Com isso, surge uma nova fase de vida: passamos pela adolescência, temos um intervalo de alguns anos de vida adulta produtiva e logo chegamos à obsolescência; um hiato imposto a ser encarado antes da velhice. Ao passo em que a expectativa de vida aumentou, temos um governo que demanda nossa contribuição até uma idade igualmente mais avançada, porém, do outro lado, temos uma expectativa de utilidade no mercado de trabalho com um limite etário cada vez menor.

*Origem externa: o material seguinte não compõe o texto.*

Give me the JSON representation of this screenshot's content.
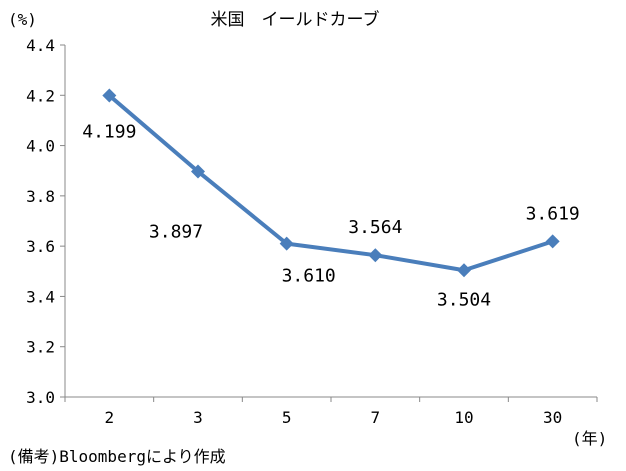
{
  "chart_data": {
    "type": "line",
    "title": "米国　イールドカーブ",
    "y_unit_label": "(%)",
    "x_unit_label": "(年)",
    "categories": [
      "2",
      "3",
      "5",
      "7",
      "10",
      "30"
    ],
    "series": [
      {
        "values": [
          4.199,
          3.897,
          3.61,
          3.564,
          3.504,
          3.619
        ],
        "data_labels": [
          "4.199",
          "3.897",
          "3.610",
          "3.564",
          "3.504",
          "3.619"
        ],
        "color": "#4A7EBB"
      }
    ],
    "ylim": [
      3.0,
      4.4
    ],
    "y_ticks": [
      "3.0",
      "3.2",
      "3.4",
      "3.6",
      "3.8",
      "4.0",
      "4.2",
      "4.4"
    ],
    "grid": false,
    "legend": "none"
  },
  "source_note": "(備考)Bloombergにより作成"
}
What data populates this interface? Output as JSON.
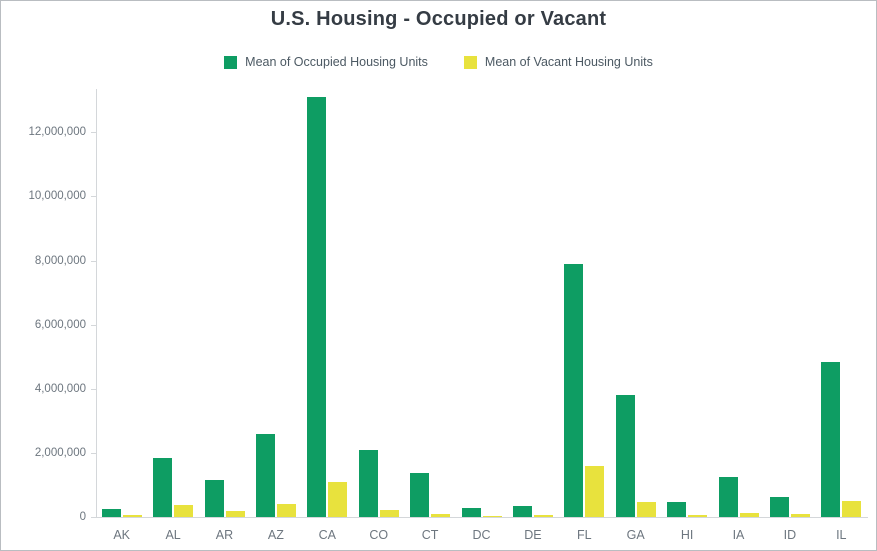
{
  "page": {
    "background": "#ffffff",
    "border_color": "#b9bdc1"
  },
  "colors": {
    "title_text": "#353c44",
    "legend_text": "#4c5963",
    "axis_text": "#6d767f",
    "axis_line": "#d4d7da"
  },
  "chart_data": {
    "type": "bar",
    "title": "U.S. Housing - Occupied or Vacant",
    "xlabel": "",
    "ylabel": "",
    "grid": false,
    "legend_position": "top",
    "categories": [
      "AK",
      "AL",
      "AR",
      "AZ",
      "CA",
      "CO",
      "CT",
      "DC",
      "DE",
      "FL",
      "GA",
      "HI",
      "IA",
      "ID",
      "IL"
    ],
    "series": [
      {
        "name": "Mean of Occupied Housing Units",
        "color": "#0e9d63",
        "values": [
          250000,
          1850000,
          1150000,
          2600000,
          13100000,
          2100000,
          1380000,
          270000,
          350000,
          7900000,
          3800000,
          460000,
          1250000,
          620000,
          4850000
        ]
      },
      {
        "name": "Mean of Vacant Housing Units",
        "color": "#e8e23d",
        "values": [
          60000,
          370000,
          190000,
          390000,
          1080000,
          220000,
          100000,
          30000,
          60000,
          1600000,
          480000,
          70000,
          110000,
          80000,
          490000
        ]
      }
    ],
    "ylim": [
      0,
      13350000
    ],
    "yticks": [
      0,
      2000000,
      4000000,
      6000000,
      8000000,
      10000000,
      12000000
    ],
    "ytick_labels": [
      "0",
      "2,000,000",
      "4,000,000",
      "6,000,000",
      "8,000,000",
      "10,000,000",
      "12,000,000"
    ]
  }
}
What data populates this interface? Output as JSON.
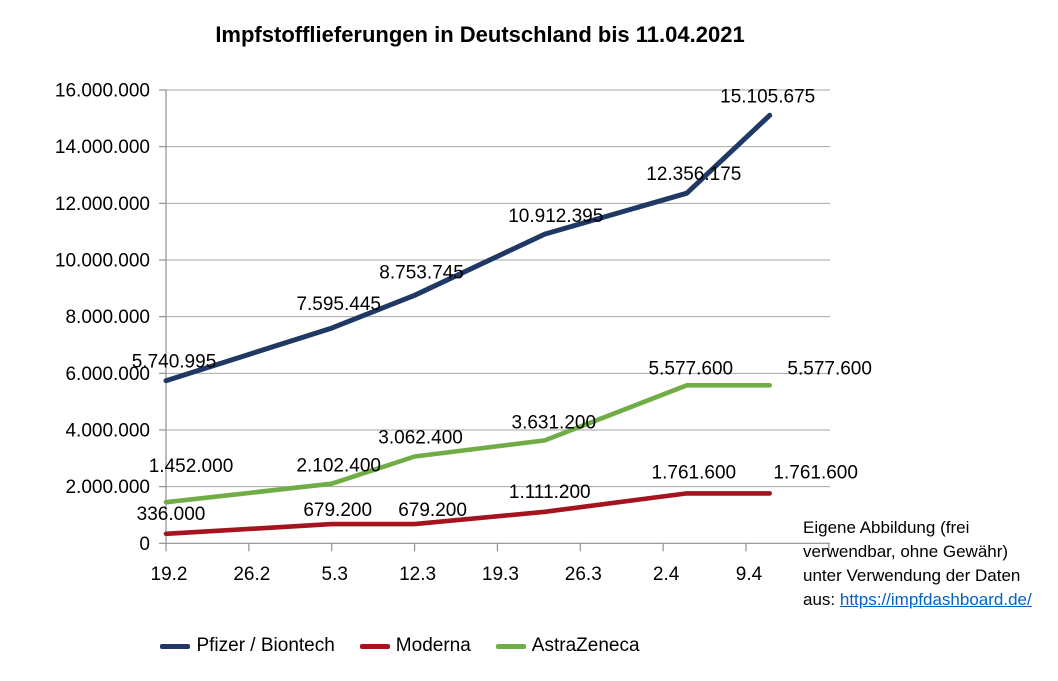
{
  "chart_data": {
    "type": "line",
    "title": "Impfstofflieferungen in Deutschland bis 11.04.2021",
    "xlabel": "",
    "ylabel": "",
    "ylim": [
      0,
      16000000
    ],
    "y_step": 2000000,
    "grid": true,
    "legend_position": "bottom",
    "x_tick_labels": [
      "19.2",
      "26.2",
      "5.3",
      "12.3",
      "19.3",
      "26.3",
      "2.4",
      "9.4"
    ],
    "y_tick_labels": [
      "0",
      "2.000.000",
      "4.000.000",
      "6.000.000",
      "8.000.000",
      "10.000.000",
      "12.000.000",
      "14.000.000",
      "16.000.000"
    ],
    "series": [
      {
        "name": "Pfizer / Biontech",
        "color": "#1F3864",
        "points": [
          {
            "day": 0,
            "value": 5740995,
            "label": "5.740.995"
          },
          {
            "day": 14,
            "value": 7595445,
            "label": "7.595.445"
          },
          {
            "day": 21,
            "value": 8753745,
            "label": "8.753.745"
          },
          {
            "day": 32,
            "value": 10912395,
            "label": "10.912.395"
          },
          {
            "day": 44,
            "value": 12356175,
            "label": "12.356.175"
          },
          {
            "day": 51,
            "value": 15105675,
            "label": "15.105.675"
          }
        ]
      },
      {
        "name": "Moderna",
        "color": "#A5131F",
        "points": [
          {
            "day": 0,
            "value": 336000,
            "label": "336.000"
          },
          {
            "day": 14,
            "value": 679200,
            "label": "679.200"
          },
          {
            "day": 21,
            "value": 679200,
            "label": "679.200"
          },
          {
            "day": 32,
            "value": 1111200,
            "label": "1.111.200"
          },
          {
            "day": 44,
            "value": 1761600,
            "label": "1.761.600"
          },
          {
            "day": 51,
            "value": 1761600,
            "label": "1.761.600"
          }
        ]
      },
      {
        "name": "AstraZeneca",
        "color": "#70AD47",
        "points": [
          {
            "day": 0,
            "value": 1452000,
            "label": "1.452.000"
          },
          {
            "day": 14,
            "value": 2102400,
            "label": "2.102.400"
          },
          {
            "day": 21,
            "value": 3062400,
            "label": "3.062.400"
          },
          {
            "day": 32,
            "value": 3631200,
            "label": "3.631.200"
          },
          {
            "day": 44,
            "value": 5577600,
            "label": "5.577.600"
          },
          {
            "day": 51,
            "value": 5577600,
            "label": "5.577.600"
          }
        ]
      }
    ]
  },
  "annotation": {
    "lines": [
      "Eigene Abbildung (frei",
      "verwendbar, ohne Gewähr)",
      "unter Verwendung der Daten"
    ],
    "line4_prefix": "aus: ",
    "link_text": "https://impfdashboard.de/"
  },
  "colors": {
    "gridline": "#A6A6A6",
    "axis": "#8F8F8F",
    "link": "#0563C1"
  }
}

Obviamente, por conta da relação de forças entre governo, mercado e você, já sabemos quem vai sair frustrado com essa nova realidade. É uma falácia essa crença de que útil é sinônimo de novo. Na verdade é na coexistência de gerações dentro de um espaço que habita a disrupção.

O vinil e o streaming, a aquarela e o vetorial, 35mm e 4k. Existe um papel fundamental de referência e consistência que não deve ficar de fora dos processos; inclusive, e principalmente, do processo de inovação. É preciso uma carga de conhecimento do que se fez e de como se fez ao longo dos anos, e o que se errou no caminho, para saber fazer um diferente melhor. Existe uma geração que eu considero privilegiada, e da qual faço parte –  mesmo que ainda antes dos 40 anos – que viveu boa parte dos processos de inovação das últimas décadas, e que consegue ter a compreensão da importância de todas as etapas e, principalmente, de sua complementaridade.

Existe toda uma construção de raciocínio diferente na criação de um texto datilografado, ou na edição linear de uma ilha VHS. Isso não é saudosismo; e, sim, facilita a vida digitar e apagar e rediagramar, ou trocar o plano do meio quantas vezes quiser. Mas é importante ter o conhecimento e a experiência de ter passado por esses diferentes tipos de raciocínio de construção para saber o que é evolução e o que é involução.

Bastam alguns ciclos temporais dentro de empresas com essa filosofia de juventude produtiva para que esse conhecimento acumulado rume à extinção, trazendo à tona erros recorrentes e outrora ultrapassados. Ou seja, umas poucas gerações pensando em quais as dificuldades de determinado nicho no momento apenas, e as dificuldades históricas desse mesmo nicho vão ressurgir. O resultado vai ser a proliferação da mudança pela mudança, e a inovação vai se tornar um cachorro correndo atrás do próprio rabo.